Mr. Sau said that he had three children and Huynh Mai was the eldest. His family is very poor so Mai had to quit school after the 7th grade to help her parents earn a living. She worked for a seafood company in Ca Mau province at the age of 15 and then for a wood enterprise in Binh Duong province. On December 23, 2006, through match-makers, she got married to a Korean man.

Huynh Mai’s wedding party was organised at a restaurant with two other Vietnamese girls, who also got married to Korean men. Mr. Sau didn’t know the name of his Korean son-in-law. Through the interpreter he knew vaguely that his son-in-law’s name was Chan Shan Hoo or something like that and he was a taxi driver. The match-makers only allowed 15 members of the bride’s family to attend the wedding party and at the party the bridegroom gave the bride’s family an envelope of money.
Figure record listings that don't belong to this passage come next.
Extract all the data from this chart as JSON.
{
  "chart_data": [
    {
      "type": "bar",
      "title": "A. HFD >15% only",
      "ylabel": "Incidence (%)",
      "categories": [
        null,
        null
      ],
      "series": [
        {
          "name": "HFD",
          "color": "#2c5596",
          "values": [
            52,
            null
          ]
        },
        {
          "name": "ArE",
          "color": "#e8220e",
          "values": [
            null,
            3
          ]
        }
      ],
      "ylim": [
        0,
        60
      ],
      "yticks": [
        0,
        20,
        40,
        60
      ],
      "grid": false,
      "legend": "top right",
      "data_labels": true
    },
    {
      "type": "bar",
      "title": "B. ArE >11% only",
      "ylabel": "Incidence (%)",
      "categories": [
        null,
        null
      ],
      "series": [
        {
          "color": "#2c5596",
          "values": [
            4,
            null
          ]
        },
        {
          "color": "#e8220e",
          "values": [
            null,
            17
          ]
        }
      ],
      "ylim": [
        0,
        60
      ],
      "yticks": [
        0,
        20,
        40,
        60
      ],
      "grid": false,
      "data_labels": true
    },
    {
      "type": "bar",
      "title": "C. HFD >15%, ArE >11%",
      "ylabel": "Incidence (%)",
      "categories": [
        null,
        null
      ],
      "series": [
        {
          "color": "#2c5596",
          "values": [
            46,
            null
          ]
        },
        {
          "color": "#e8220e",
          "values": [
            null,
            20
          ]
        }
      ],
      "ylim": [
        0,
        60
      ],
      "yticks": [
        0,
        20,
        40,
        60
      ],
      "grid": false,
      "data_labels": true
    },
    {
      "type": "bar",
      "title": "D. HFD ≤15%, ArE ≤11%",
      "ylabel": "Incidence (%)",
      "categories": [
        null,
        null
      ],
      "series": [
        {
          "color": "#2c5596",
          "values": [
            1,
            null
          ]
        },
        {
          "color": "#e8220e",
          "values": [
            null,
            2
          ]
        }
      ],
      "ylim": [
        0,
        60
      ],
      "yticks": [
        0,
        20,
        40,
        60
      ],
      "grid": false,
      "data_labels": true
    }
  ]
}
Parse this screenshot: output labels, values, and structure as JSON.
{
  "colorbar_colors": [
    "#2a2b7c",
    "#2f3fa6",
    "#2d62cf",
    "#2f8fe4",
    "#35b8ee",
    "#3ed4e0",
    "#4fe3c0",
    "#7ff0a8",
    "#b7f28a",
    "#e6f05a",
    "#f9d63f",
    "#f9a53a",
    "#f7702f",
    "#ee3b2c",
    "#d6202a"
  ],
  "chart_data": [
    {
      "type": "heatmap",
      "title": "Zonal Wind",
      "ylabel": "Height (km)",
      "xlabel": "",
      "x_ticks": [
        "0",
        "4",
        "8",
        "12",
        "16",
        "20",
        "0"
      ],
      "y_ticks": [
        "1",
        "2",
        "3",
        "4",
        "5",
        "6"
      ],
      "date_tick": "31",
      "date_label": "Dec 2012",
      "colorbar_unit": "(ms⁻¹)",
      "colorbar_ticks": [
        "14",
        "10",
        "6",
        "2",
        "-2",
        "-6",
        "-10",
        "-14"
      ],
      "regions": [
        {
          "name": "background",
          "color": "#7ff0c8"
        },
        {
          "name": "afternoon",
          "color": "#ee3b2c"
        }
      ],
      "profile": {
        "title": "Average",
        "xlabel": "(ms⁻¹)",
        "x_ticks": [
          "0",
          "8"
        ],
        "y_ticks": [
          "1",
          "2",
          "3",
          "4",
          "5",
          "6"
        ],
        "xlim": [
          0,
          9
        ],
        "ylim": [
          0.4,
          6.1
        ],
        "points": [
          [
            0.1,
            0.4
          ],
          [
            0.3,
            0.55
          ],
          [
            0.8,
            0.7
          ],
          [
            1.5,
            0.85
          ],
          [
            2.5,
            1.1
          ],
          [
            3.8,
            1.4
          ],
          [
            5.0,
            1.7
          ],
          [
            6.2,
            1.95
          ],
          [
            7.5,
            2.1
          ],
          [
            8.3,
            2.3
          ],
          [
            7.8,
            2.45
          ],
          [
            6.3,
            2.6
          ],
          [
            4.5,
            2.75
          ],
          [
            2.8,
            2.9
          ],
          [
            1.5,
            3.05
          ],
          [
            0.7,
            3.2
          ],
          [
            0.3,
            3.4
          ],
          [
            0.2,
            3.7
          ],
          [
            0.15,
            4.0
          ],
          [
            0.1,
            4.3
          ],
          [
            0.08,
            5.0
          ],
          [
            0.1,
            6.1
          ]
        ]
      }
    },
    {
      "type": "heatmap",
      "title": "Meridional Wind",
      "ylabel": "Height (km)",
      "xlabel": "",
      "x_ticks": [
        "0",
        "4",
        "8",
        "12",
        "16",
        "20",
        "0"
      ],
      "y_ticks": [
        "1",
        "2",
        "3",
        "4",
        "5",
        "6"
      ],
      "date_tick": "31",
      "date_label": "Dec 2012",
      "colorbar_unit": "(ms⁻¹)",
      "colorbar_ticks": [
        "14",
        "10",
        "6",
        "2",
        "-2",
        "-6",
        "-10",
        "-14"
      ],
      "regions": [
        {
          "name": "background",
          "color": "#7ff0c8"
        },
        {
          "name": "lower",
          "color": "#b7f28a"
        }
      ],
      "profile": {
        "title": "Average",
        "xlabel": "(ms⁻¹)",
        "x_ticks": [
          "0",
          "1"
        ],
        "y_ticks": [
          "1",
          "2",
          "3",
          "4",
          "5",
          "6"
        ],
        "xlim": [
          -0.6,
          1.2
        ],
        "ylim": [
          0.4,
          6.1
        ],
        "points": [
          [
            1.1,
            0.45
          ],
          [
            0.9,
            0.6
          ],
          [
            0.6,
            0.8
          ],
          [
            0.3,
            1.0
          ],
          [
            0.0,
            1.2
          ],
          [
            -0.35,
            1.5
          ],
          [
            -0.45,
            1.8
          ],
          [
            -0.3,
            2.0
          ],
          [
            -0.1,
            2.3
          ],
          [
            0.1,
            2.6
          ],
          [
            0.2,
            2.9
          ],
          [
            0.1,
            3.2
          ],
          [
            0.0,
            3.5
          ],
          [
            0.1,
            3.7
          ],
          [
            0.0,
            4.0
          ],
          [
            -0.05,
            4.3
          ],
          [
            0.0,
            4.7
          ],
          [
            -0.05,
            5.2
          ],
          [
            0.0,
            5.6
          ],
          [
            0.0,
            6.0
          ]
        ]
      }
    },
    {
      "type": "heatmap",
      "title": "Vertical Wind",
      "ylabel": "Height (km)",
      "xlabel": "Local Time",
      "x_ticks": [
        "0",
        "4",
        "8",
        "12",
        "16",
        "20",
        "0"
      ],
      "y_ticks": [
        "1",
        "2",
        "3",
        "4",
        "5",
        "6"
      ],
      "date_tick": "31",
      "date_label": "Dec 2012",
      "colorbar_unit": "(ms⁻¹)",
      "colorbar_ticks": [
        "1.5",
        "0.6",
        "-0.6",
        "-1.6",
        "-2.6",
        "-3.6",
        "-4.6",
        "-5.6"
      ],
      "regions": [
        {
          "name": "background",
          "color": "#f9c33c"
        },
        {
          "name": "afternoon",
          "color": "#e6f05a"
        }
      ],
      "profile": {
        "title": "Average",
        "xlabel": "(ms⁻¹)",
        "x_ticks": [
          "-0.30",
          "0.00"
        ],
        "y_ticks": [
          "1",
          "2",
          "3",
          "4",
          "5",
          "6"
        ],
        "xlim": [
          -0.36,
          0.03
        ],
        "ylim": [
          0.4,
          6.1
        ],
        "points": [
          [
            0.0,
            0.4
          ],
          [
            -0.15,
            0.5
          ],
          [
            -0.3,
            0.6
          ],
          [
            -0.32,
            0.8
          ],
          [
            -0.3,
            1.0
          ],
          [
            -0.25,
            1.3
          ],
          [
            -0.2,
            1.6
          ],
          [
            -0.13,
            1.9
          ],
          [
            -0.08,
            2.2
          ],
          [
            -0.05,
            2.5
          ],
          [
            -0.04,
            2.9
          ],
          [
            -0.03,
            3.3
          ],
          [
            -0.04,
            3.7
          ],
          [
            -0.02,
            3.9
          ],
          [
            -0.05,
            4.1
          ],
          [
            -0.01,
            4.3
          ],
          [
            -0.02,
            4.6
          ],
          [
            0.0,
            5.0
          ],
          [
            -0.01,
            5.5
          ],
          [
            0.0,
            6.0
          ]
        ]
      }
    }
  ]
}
After the party, the match-makers asked the bride’s family to show the envelope and they took US$200 from the total $600 in the envelope as match-making fees. The bride’s family also held a party without the bridegroom. Mai returned home one day after that and then she went to Kien Giang town for an interview. The money of the Korean bridegroom was enough for Mai’s family to travel from their house to the place where Mai stayed after the wedding.

On March 22, Huynh Mai flew to Korea and Mr. Sau didn’t expect that would be the last day he would see his daughter.

“Every 3-4 days my daughter called home but she didn’t complain anything about her life. Since late June she didn’t call any more so I didn’t know anything about her,” the father said.

On July 12, Kien Giang province’s police came to inform the family about Huynh Mai’s death. “I’m so shocked and outraged. We only hoped that she would find happiness there but…,” Mr. Sau said.

According to Mai’s family and neighbours, Mai was a good-natured and hard-working girl, who began to earn her living at the age of 14. Mai didn’t have one day of happiness in her life. She worked very hard and gave all of her salary to her parents. Before going to Korea, she cut rice to earn some money for her parents.

In the thatched house where Mr. Sau is living there are some photos of a small, beautiful Huynh Mai on the walls.